Irish traditionalists The Chieftains are known for their collaborations: most of their recent albums feature them collaborating with other artists.  Personally, I was turned on to them via their 1995 LP The Long Black Veil, which saw them working with the members of The Rolling Stones as well as Sting, Sinead O'Connor, Van Morrison, Mark Knopfler and Tom Jones.  I'd heard that their new album, Voice Of Ages, was going to be an album of tracks with "indie rock" artists, which didn't sound like a good idea to me. But it's not an accurate description of the album.

Yes, Bon Iver, The Decemberists and The Low Anthem appear on the album. (I really like The Decemberists' track, a cover of Dylan's "When The Ship Comes In.")  But it also includes some great artists, notably The Pistol Annies (Miranda Lambert's posse), The Civil Wars and Imelda May.

Most of the pairings work really well and connect the dots to show fans of the younger artists that traditional Irish music has influenced folk and country music.   And that's really what The Chieftains albums do best: use artists with different (and usually larger) fanbases to expose the beauty and power of traditional Irish music to a larger audience.

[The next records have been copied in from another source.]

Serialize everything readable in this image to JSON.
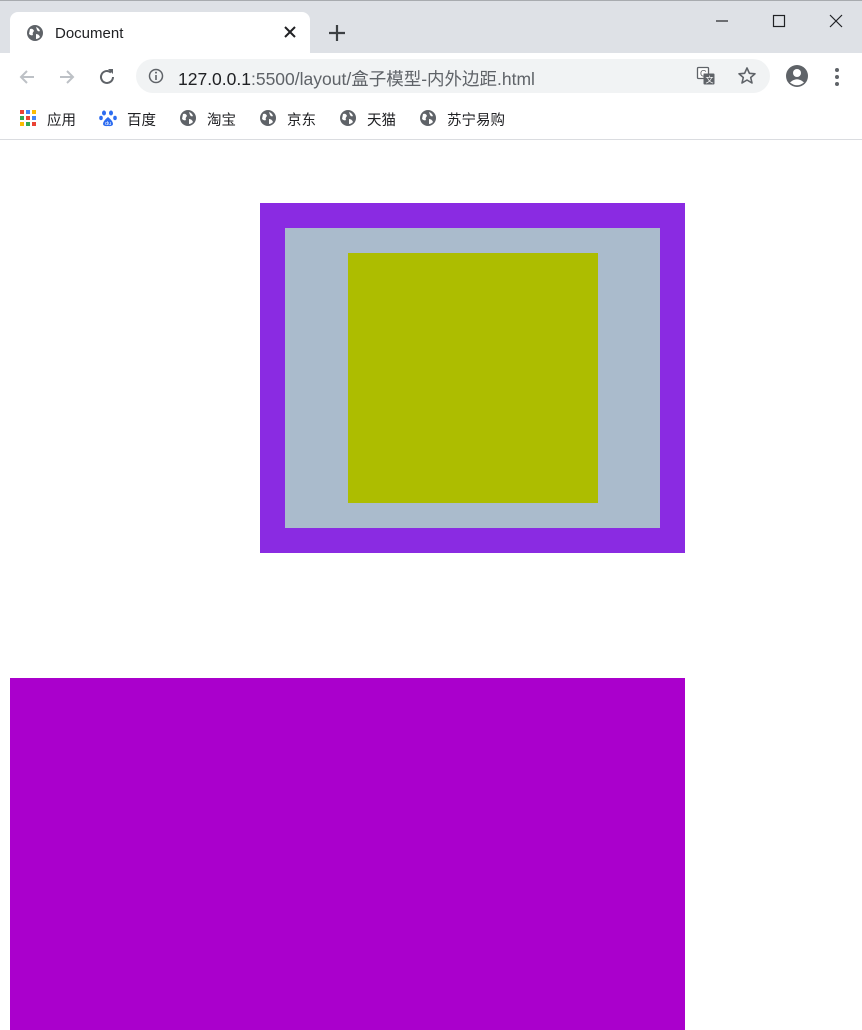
{
  "tab": {
    "title": "Document",
    "globe_icon": "globe-icon",
    "close_icon": "close-icon",
    "new_tab_icon": "plus-icon"
  },
  "window": {
    "minimize_icon": "minimize-icon",
    "maximize_icon": "maximize-icon",
    "close_icon": "close-icon"
  },
  "toolbar": {
    "back_icon": "arrow-left-icon",
    "forward_icon": "arrow-right-icon",
    "reload_icon": "reload-icon",
    "url_host": "127.0.0.1",
    "url_rest": ":5500/layout/盒子模型-内外边距.html",
    "info_icon": "info-icon",
    "translate_icon": "translate-icon",
    "star_icon": "star-icon",
    "profile_icon": "profile-icon",
    "menu_icon": "kebab-menu-icon"
  },
  "bookmarks": [
    {
      "label": "应用",
      "icon": "apps-grid-icon"
    },
    {
      "label": "百度",
      "icon": "baidu-paw-icon"
    },
    {
      "label": "淘宝",
      "icon": "globe-icon"
    },
    {
      "label": "京东",
      "icon": "globe-icon"
    },
    {
      "label": "天猫",
      "icon": "globe-icon"
    },
    {
      "label": "苏宁易购",
      "icon": "globe-icon"
    }
  ],
  "colors": {
    "outer_border": "#8a2be2",
    "outer_background": "#aabbcc",
    "inner_box": "#adbd00",
    "bottom_box": "#aa00cc",
    "chrome_tabstrip": "#dee1e6"
  }
}
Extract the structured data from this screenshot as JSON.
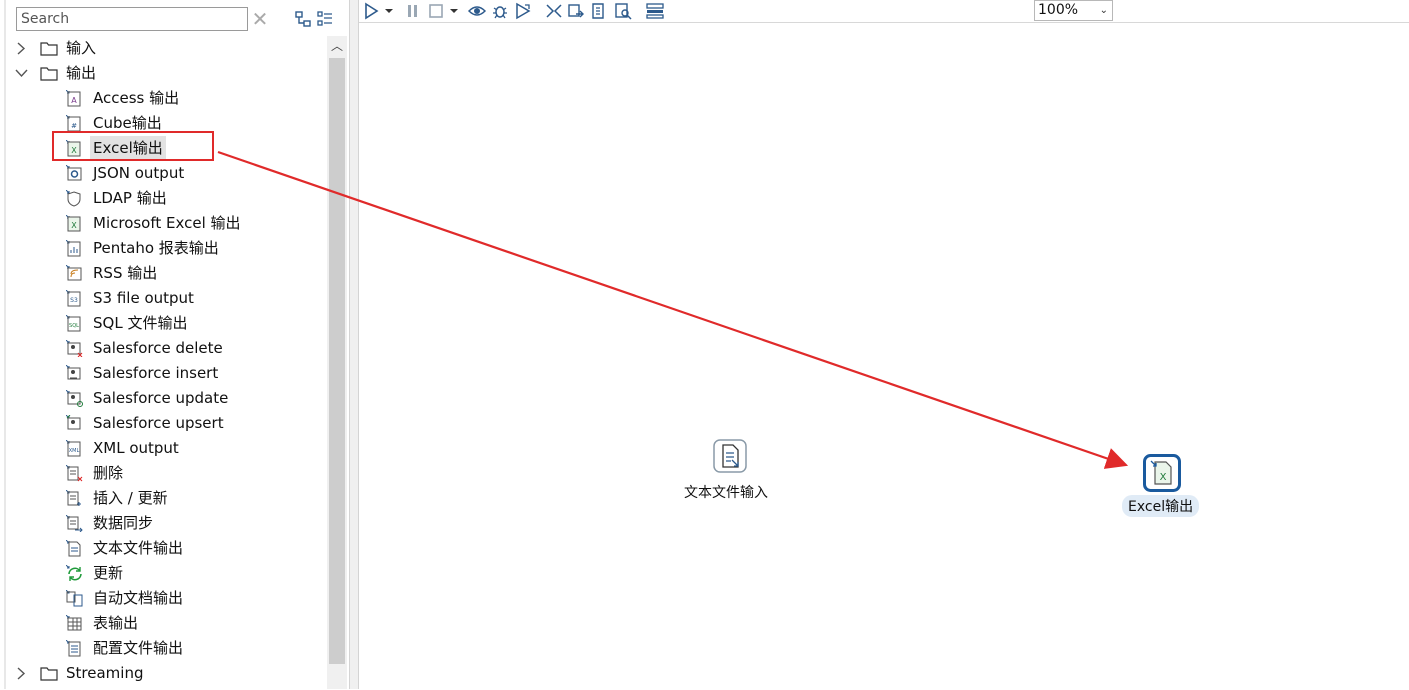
{
  "search": {
    "placeholder": "Search",
    "value": ""
  },
  "tree": {
    "categories": [
      {
        "label": "输入",
        "expanded": false
      },
      {
        "label": "输出",
        "expanded": true
      },
      {
        "label": "Streaming",
        "expanded": false
      }
    ],
    "items": [
      {
        "label": "Access 输出",
        "icon": "access-icon"
      },
      {
        "label": "Cube输出",
        "icon": "cube-icon"
      },
      {
        "label": "Excel输出",
        "icon": "excel-icon",
        "selected": true
      },
      {
        "label": "JSON output",
        "icon": "json-icon"
      },
      {
        "label": "LDAP 输出",
        "icon": "ldap-icon"
      },
      {
        "label": "Microsoft Excel 输出",
        "icon": "excel-icon"
      },
      {
        "label": "Pentaho 报表输出",
        "icon": "report-icon"
      },
      {
        "label": "RSS 输出",
        "icon": "rss-icon"
      },
      {
        "label": "S3 file output",
        "icon": "s3-icon"
      },
      {
        "label": "SQL 文件输出",
        "icon": "sql-icon"
      },
      {
        "label": "Salesforce delete",
        "icon": "salesforce-delete-icon"
      },
      {
        "label": "Salesforce insert",
        "icon": "salesforce-insert-icon"
      },
      {
        "label": "Salesforce update",
        "icon": "salesforce-update-icon"
      },
      {
        "label": "Salesforce upsert",
        "icon": "salesforce-upsert-icon"
      },
      {
        "label": "XML output",
        "icon": "xml-icon"
      },
      {
        "label": "删除",
        "icon": "delete-icon"
      },
      {
        "label": "插入 / 更新",
        "icon": "insert-update-icon"
      },
      {
        "label": "数据同步",
        "icon": "sync-icon"
      },
      {
        "label": "文本文件输出",
        "icon": "text-file-icon"
      },
      {
        "label": "更新",
        "icon": "update-icon"
      },
      {
        "label": "自动文档输出",
        "icon": "autodoc-icon"
      },
      {
        "label": "表输出",
        "icon": "table-icon"
      },
      {
        "label": "配置文件输出",
        "icon": "properties-icon"
      }
    ]
  },
  "toolbar": {
    "zoom": "100%",
    "zoom_dropdown": "⌄",
    "clear": "✕"
  },
  "canvas": {
    "steps": [
      {
        "label": "文本文件输入",
        "icon": "text-file-input-icon"
      },
      {
        "label": "Excel输出",
        "icon": "excel-output-icon"
      }
    ]
  },
  "colors": {
    "annotation": "#e02a2a",
    "accent": "#1a5a9e"
  }
}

It's interesting that this album came out at the same time as The Hunger Games soundtrack, and both were produced by T-Bone Burnett (or as I sometimes call him, "Him Again"). And a number of the artists - including Carolina Chocolate Drops, The Civil Wars, The Decemberists, The Low Anthem, The Pistol Annies, The Punch Brothers and The Secret Sisters appear on both. I actually made an iPod mix combining songs from both. The albums are not interchangeable, but they work together as companion pieces: The Hunger Games has more of an Appalachian feel, while The Chieftains album is more Irish (obviously). But it does demonstrate the similarities of the music of American and Ireland and the timelessness of the music as well.